What are some things you like people to know about you?

I have a smile that can brighten a room. I’m a hard worker, creative and fun to be with. Please presume competence and give me a chance. I’m very capable.

What are some things that make you happy? Why?

Disney, being with my friends, being with my family, and autism conferences make me happy. Autism conferences make me happy because I enjoy seeing my autism community friends that I usually only see at conferences. I feel a special connection when I’m talking and spending time at conferences with my friends and mentors who have autism. I love spending time with my family and friends because they make me happy and they are fun to be with.

What are some things you avoid whenever possible? Why?

I avoid or try to avoid ignorance whenever possible because I don’t like it. Instead I am trying to teach people about autism from my perspective so that they can be better educated on the topic and teach others.

What features does your ideal living space have, and why?

My bedroom, my stuffed animals, my toy figurines, my blankets, my pillows, my weighted blanket and my weighted lap pad, fidgets, and my autism books because they make me feel calm, regulated and content.

What are your favorite books, movies, and/or TV shows?

My favorite movies are Frozen and Tangled. I like watching the Disney Channel.  I enjoy reading books related to Autism.

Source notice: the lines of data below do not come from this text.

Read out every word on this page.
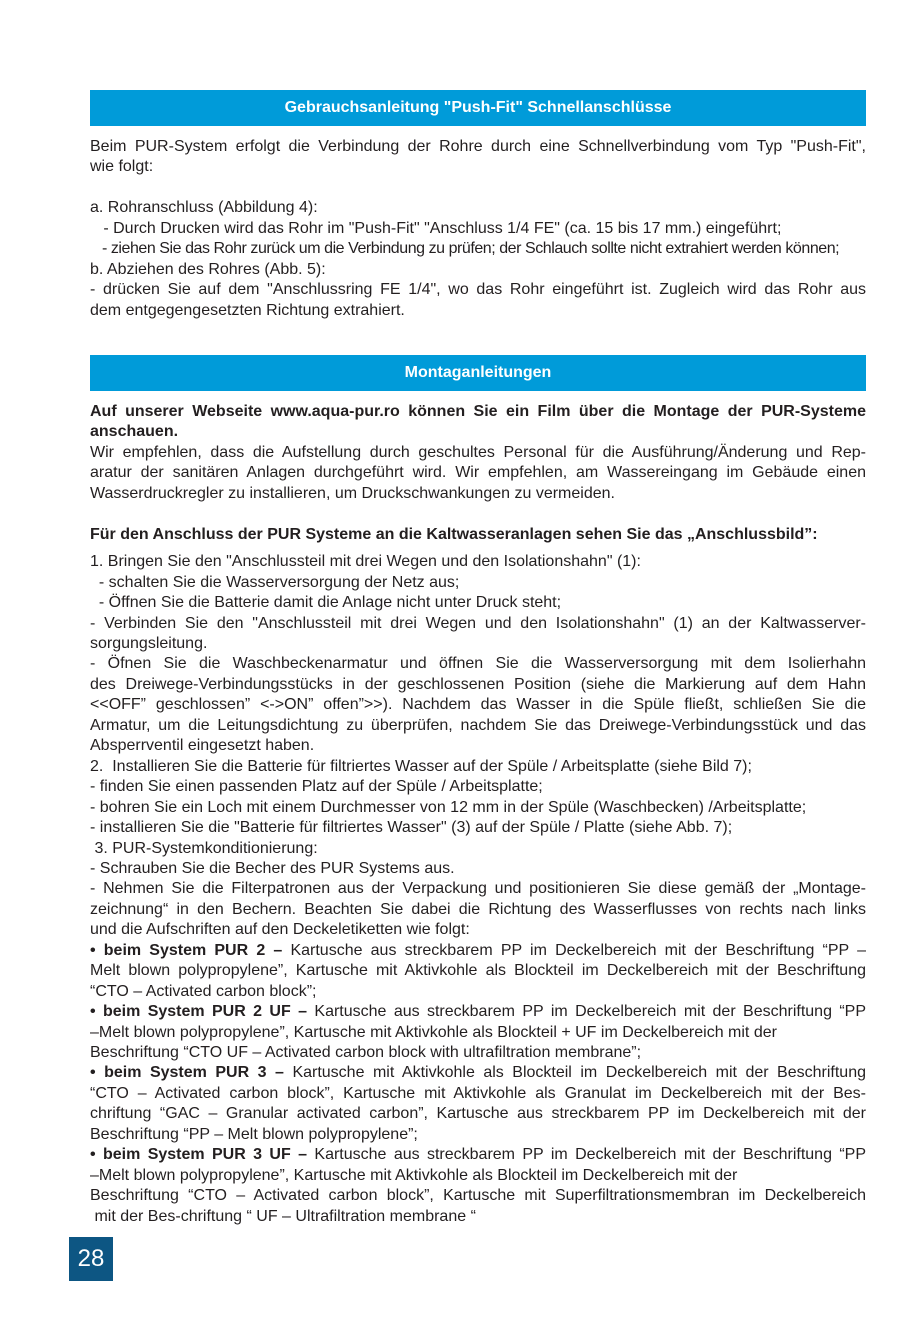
Gebrauchsanleitung "Push-Fit" Schnellanschlüsse
Beim PUR-System erfolgt die Verbindung der Rohre durch eine Schnellverbindung vom Typ "Push-Fit",
wie folgt:
a. Rohranschluss (Abbildung 4):
- Durch Drucken wird das Rohr im "Push-Fit" "Anschluss 1/4 FE" (ca. 15 bis 17 mm.) eingeführt;
- ziehen Sie das Rohr zurück um die Verbindung zu prüfen; der Schlauch sollte nicht extrahiert werden können;
b. Abziehen des Rohres (Abb. 5):
- drücken Sie auf dem "Anschlussring FE 1/4", wo das Rohr eingeführt ist. Zugleich wird das Rohr aus
dem entgegengesetzten Richtung extrahiert.
Montaganleitungen
Auf unserer Webseite www.aqua-pur.ro können Sie ein Film über die Montage der PUR-Systeme
anschauen.
Wir empfehlen, dass die Aufstellung durch geschultes Personal für die Ausführung/Änderung und Rep-
aratur der sanitären Anlagen durchgeführt wird. Wir empfehlen, am Wassereingang im Gebäude einen
Wasserdruckregler zu installieren, um Druckschwankungen zu vermeiden.
Für den Anschluss der PUR Systeme an die Kaltwasseranlagen sehen Sie das „Anschlussbild”:
1. Bringen Sie den "Anschlussteil mit drei Wegen und den Isolationshahn" (1):
- schalten Sie die Wasserversorgung der Netz aus;
- Öffnen Sie die Batterie damit die Anlage nicht unter Druck steht;
- Verbinden Sie den "Anschlussteil mit drei Wegen und den Isolationshahn" (1) an der Kaltwasserver-
sorgungsleitung.
- Öfnen Sie die Waschbeckenarmatur und öffnen Sie die Wasserversorgung mit dem Isolierhahn
des Dreiwege-Verbindungsstücks in der geschlossenen Position (siehe die Markierung auf dem Hahn
<<OFF” geschlossen” <->ON” offen”>>). Nachdem das Wasser in die Spüle fließt, schließen Sie die
Armatur, um die Leitungsdichtung zu überprüfen, nachdem Sie das Dreiwege-Verbindungsstück und das
Absperrventil eingesetzt haben.
2.  Installieren Sie die Batterie für filtriertes Wasser auf der Spüle / Arbeitsplatte (siehe Bild 7);
- finden Sie einen passenden Platz auf der Spüle / Arbeitsplatte;
- bohren Sie ein Loch mit einem Durchmesser von 12 mm in der Spüle (Waschbecken) /Arbeitsplatte;
- installieren Sie die "Batterie für filtriertes Wasser" (3) auf der Spüle / Platte (siehe Abb. 7);
3. PUR-Systemkonditionierung:
- Schrauben Sie die Becher des PUR Systems aus.
- Nehmen Sie die Filterpatronen aus der Verpackung und positionieren Sie diese gemäß der „Montage-
zeichnung“ in den Bechern. Beachten Sie dabei die Richtung des Wasserflusses von rechts nach links
und die Aufschriften auf den Deckeletiketten wie folgt:
• beim System PUR 2 – Kartusche aus streckbarem PP im Deckelbereich mit der Beschriftung “PP –
Melt blown polypropylene”, Kartusche mit Aktivkohle als Blockteil im Deckelbereich mit der Beschriftung
“CTO – Activated carbon block”;
• beim System PUR 2 UF – Kartusche aus streckbarem PP im Deckelbereich mit der Beschriftung “PP
–Melt blown polypropylene”, Kartusche mit Aktivkohle als Blockteil + UF im Deckelbereich mit der
Beschriftung “CTO UF – Activated carbon block with ultrafiltration membrane”;
• beim System PUR 3 – Kartusche mit Aktivkohle als Blockteil im Deckelbereich mit der Beschriftung
“CTO – Activated carbon block”, Kartusche mit Aktivkohle als Granulat im Deckelbereich mit der Bes-
chriftung “GAC – Granular activated carbon”, Kartusche aus streckbarem PP im Deckelbereich mit der
Beschriftung “PP – Melt blown polypropylene”;
• beim System PUR 3 UF – Kartusche aus streckbarem PP im Deckelbereich mit der Beschriftung “PP
–Melt blown polypropylene”, Kartusche mit Aktivkohle als Blockteil im Deckelbereich mit der
Beschriftung “CTO – Activated carbon block”, Kartusche mit Superfiltrationsmembran im Deckelbereich
mit der Bes-chriftung “ UF – Ultrafiltration membrane “
28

I have quite the collection of them! One of my favorites is Making Lemonade by Judy Endow.

What autistic experiences would you like to see more of, when it comes to storytelling efforts like books, movies, and/or TV shows?

I would like to see more books like the book Rules by Cynthia Lord. I like seeing autism in the media. I think that having characters who are on different parts of the autism spectrum are helpful in portraying the fact that all individuals with ASD, while they share similarities are different and unique in their own ways. I would like more children’s TV shows to have a character with autism or talk about autism more, like in that one episode of Arthur when they talked about Asperger’s syndrome.

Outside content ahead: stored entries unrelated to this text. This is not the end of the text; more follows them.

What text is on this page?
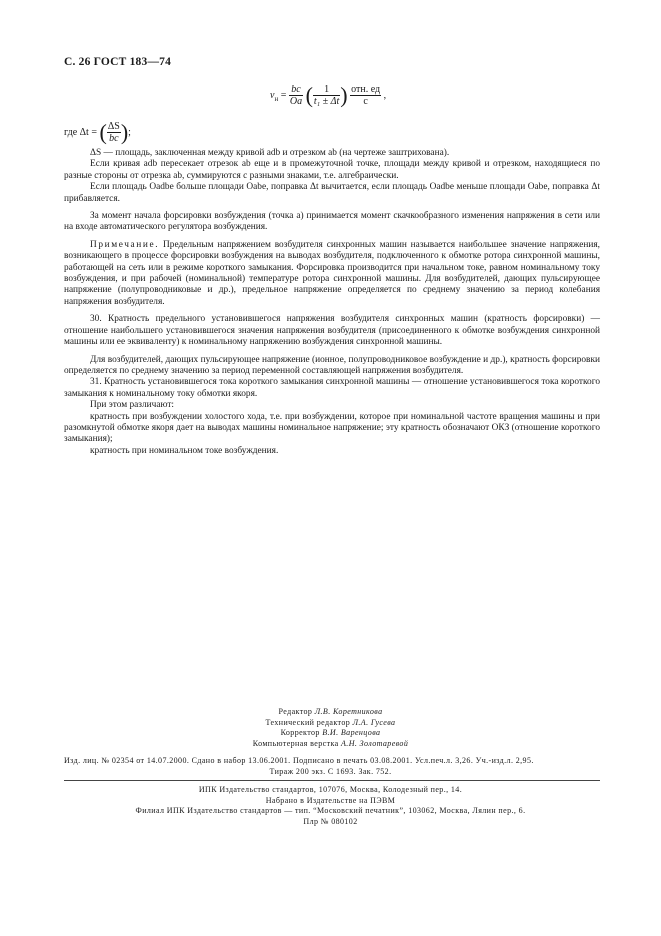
С. 26 ГОСТ 183—74
$v_н = \frac{bc}{Oa}$ ( $\frac{1}{\text{t₁ ± Δt}}$ ) $\frac{\text{отн. ед}}{с}$ ,
где Δt = ( $\frac{\Delta S}{bc}$ );

ΔS — площадь, заключенная между кривой adb и отрезком ab (на чертеже заштрихована).

Если кривая adb пересекает отрезок ab еще и в промежуточной точке, площади между кривой и отрезком, находящиеся по разные стороны от отрезка ab, суммируются с разными знаками, т.е. алгебраически.

Если площадь Oadbe больше площади Oabe, поправка Δt вычитается, если площадь Oadbe меньше площади Oabe, поправка Δt прибавляется.

За момент начала форсировки возбуждения (точка a) принимается момент скачкообразного изменения напряжения в сети или на входе автоматического регулятора возбуждения.

Примечание. Предельным напряжением возбудителя синхронных машин называется наибольшее значение напряжения, возникающего в процессе форсировки возбуждения на выводах возбудителя, подключенного к обмотке ротора синхронной машины, работающей на сеть или в режиме короткого замыкания. Форсировка производится при начальном токе, равном номинальному току возбуждения, и при рабочей (номинальной) температуре ротора синхронной машины. Для возбудителей, дающих пульсирующее напряжение (полупроводниковые и др.), предельное напряжение определяется по среднему значению за период колебания напряжения возбудителя.

30. Кратность предельного установившегося напряжения возбудителя синхронных машин (кратность форсировки) — отношение наибольшего установившегося значения напряжения возбудителя (присоединенного к обмотке возбуждения синхронной машины или ее эквиваленту) к номинальному напряжению возбуждения синхронной машины.

Для возбудителей, дающих пульсирующее напряжение (ионное, полупроводниковое возбуждение и др.), кратность форсировки определяется по среднему значению за период переменной составляющей напряжения возбудителя.

31. Кратность установившегося тока короткого замыкания синхронной машины — отношение установившегося тока короткого замыкания к номинальному току обмотки якоря.

При этом различают:

кратность при возбуждении холостого хода, т.е. при возбуждении, которое при номинальной частоте вращения машины и при разомкнутой обмотке якоря дает на выводах машины номинальное напряжение; эту кратность обозначают ОКЗ (отношение короткого замыкания);

кратность при номинальном токе возбуждения.

Редактор Л.В. Коретникова
Технический редактор Л.А. Гусева
Корректор В.И. Варенцова
Компьютерная верстка А.Н. Золотаревой
Изд. лиц. № 02354 от 14.07.2000. Сдано в набор 13.06.2001. Подписано в печать 03.08.2001. Усл.печ.л. 3,26. Уч.-изд.л. 2,95.
Тираж 200 экз. С 1693. Зак. 752.
ИПК Издательство стандартов, 107076, Москва, Колодезный пер., 14.
Набрано в Издательстве на ПЭВМ
Филиал ИПК Издательство стандартов — тип. “Московский печатник”, 103062, Москва, Лялин пер., 6.
Плр № 080102
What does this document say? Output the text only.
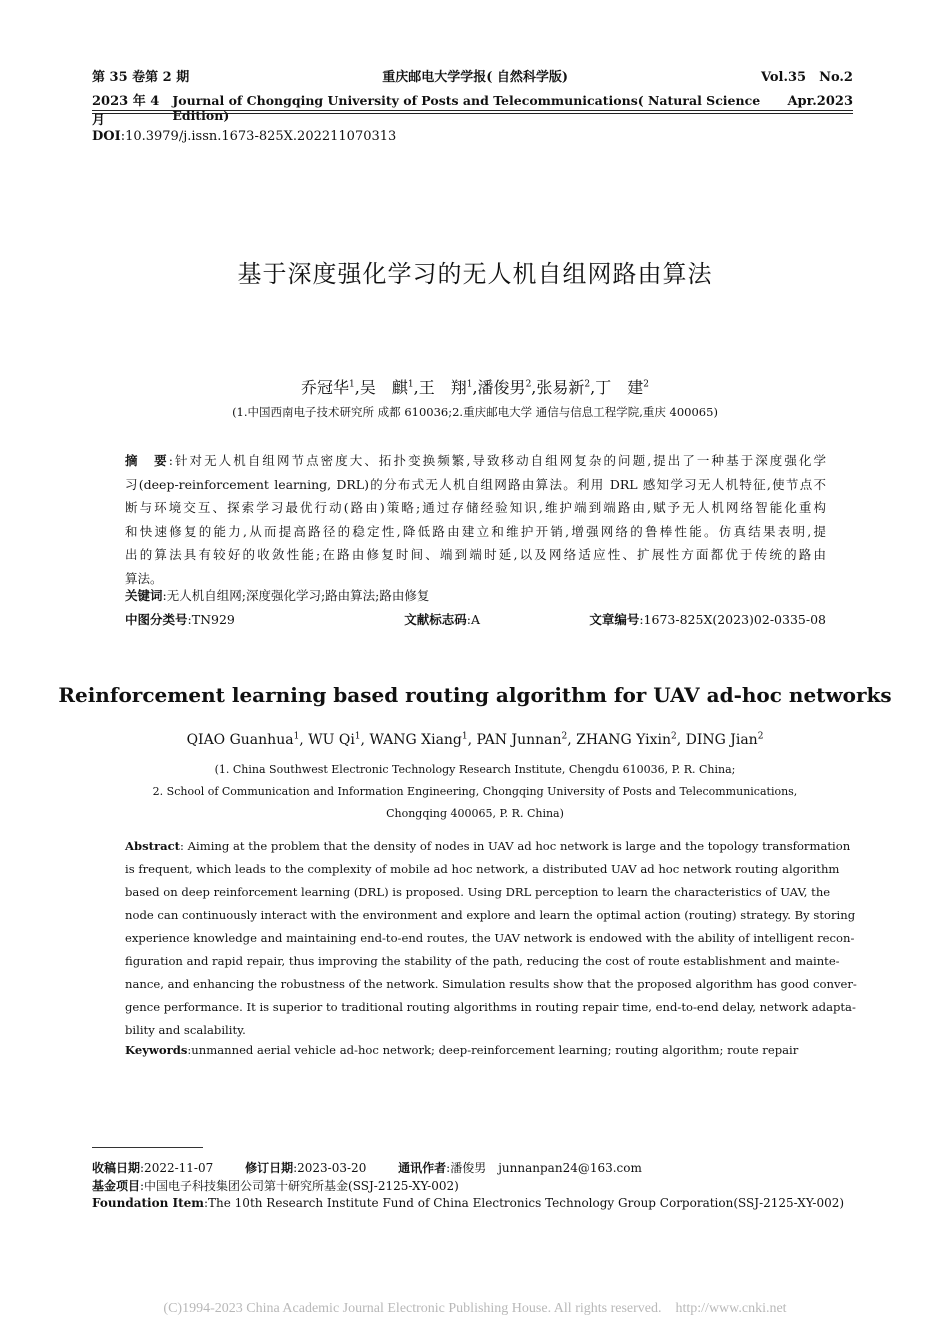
第 35 卷第 2 期	重庆邮电大学学报( 自然科学版)	Vol.35　No.2
2023 年 4 月
Journal of Chongqing University of Posts and Telecommunications( Natural Science Edition)
Apr.2023
DOI:10.3979/j.issn.1673-825X.202211070313
基于深度强化学习的无人机自组网路由算法
乔冠华$^1$,吴　麒$^1$,王　翔$^1$,潘俊男$^2$,张易新$^2$,丁　建$^2$
(1.中国西南电子技术研究所 成都 610036;2.重庆邮电大学 通信与信息工程学院,重庆 400065)
摘　要:针对无人机自组网节点密度大、拓扑变换频繁,导致移动自组网复杂的问题,提出了一种基于深度强化学
习(deep-reinforcement learning, DRL)的分布式无人机自组网路由算法。利用 DRL 感知学习无人机特征,使节点不
断与环境交互、探索学习最优行动(路由)策略;通过存储经验知识,维护端到端路由,赋予无人机网络智能化重构
和快速修复的能力,从而提高路径的稳定性,降低路由建立和维护开销,增强网络的鲁棒性能。仿真结果表明,提
出的算法具有较好的收敛性能;在路由修复时间、端到端时延,以及网络适应性、扩展性方面都优于传统的路由
算法。
关键词:无人机自组网;深度强化学习;路由算法;路由修复
中图分类号:TN929	文献标志码:A	文章编号:1673-825X(2023)02-0335-08
Reinforcement learning based routing algorithm for UAV ad-hoc networks
QIAO Guanhua$^1$, WU Qi$^1$, WANG Xiang$^1$, PAN Junnan$^2$, ZHANG Yixin$^2$, DING Jian$^2$
(1. China Southwest Electronic Technology Research Institute, Chengdu 610036, P. R. China;
2. School of Communication and Information Engineering, Chongqing University of Posts and Telecommunications,
Chongqing 400065, P. R. China)
Abstract: Aiming at the problem that the density of nodes in UAV ad hoc network is large and the topology transformation
is frequent, which leads to the complexity of mobile ad hoc network, a distributed UAV ad hoc network routing algorithm
based on deep reinforcement learning (DRL) is proposed. Using DRL perception to learn the characteristics of UAV, the
node can continuously interact with the environment and explore and learn the optimal action (routing) strategy. By storing
experience knowledge and maintaining end-to-end routes, the UAV network is endowed with the ability of intelligent recon-
figuration and rapid repair, thus improving the stability of the path, reducing the cost of route establishment and mainte-
nance, and enhancing the robustness of the network. Simulation results show that the proposed algorithm has good conver-
gence performance. It is superior to traditional routing algorithms in routing repair time, end-to-end delay, network adapta-
bility and scalability.
Keywords:unmanned aerial vehicle ad-hoc network; deep-reinforcement learning; routing algorithm; route repair
收稿日期:2022-11-07	修订日期:2023-03-20	通讯作者:潘俊男　junnanpan24@163.com
基金项目:中国电子科技集团公司第十研究所基金(SSJ-2125-XY-002)
Foundation Item:The 10th Research Institute Fund of China Electronics Technology Group Corporation(SSJ-2125-XY-002)
(C)1994-2023 China Academic Journal Electronic Publishing House. All rights reserved.　http://www.cnki.net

What are some things you’d like the media and other people to stop saying about autistic people?

I would get people to stop focusing so much on “age appropriate” interests, and instead focus on the appropriate times and places for these interests. I shouldn’t have to and won’t change what I like just because someone says it isn’t age appropriate.

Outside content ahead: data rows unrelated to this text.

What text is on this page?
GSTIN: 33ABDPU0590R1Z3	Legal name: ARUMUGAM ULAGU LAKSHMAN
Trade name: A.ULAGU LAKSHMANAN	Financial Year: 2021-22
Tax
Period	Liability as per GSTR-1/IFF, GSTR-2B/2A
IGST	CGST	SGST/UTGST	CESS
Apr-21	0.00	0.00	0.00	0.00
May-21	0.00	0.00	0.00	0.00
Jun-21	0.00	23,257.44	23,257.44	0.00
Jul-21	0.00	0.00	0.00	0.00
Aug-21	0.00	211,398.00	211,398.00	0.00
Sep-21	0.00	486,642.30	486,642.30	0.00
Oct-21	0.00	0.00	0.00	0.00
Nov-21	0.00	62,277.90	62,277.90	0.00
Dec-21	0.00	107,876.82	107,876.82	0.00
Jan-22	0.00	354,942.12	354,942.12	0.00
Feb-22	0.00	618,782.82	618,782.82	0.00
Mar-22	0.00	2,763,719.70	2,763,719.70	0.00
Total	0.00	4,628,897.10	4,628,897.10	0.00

If you could change one thing to make the world more friendly to autistic people, what would it be?

If I could change one thing to make the world more friendly to autistic people it would be having people be more accepting and understanding and presume competence in those with ASD. With accommodations, and patience autistic people are generally very capable!


Chloe is a young leader for the Autistic Global Intitative, a program through the Autism Research Institute (ARI) and an editor in training for the ARI Adults With Autism eBulletin. She is also an OCALI advisory board member (Ohio Coalition for Autism and Low Incidence). She writes for Squag blog and Special-ism.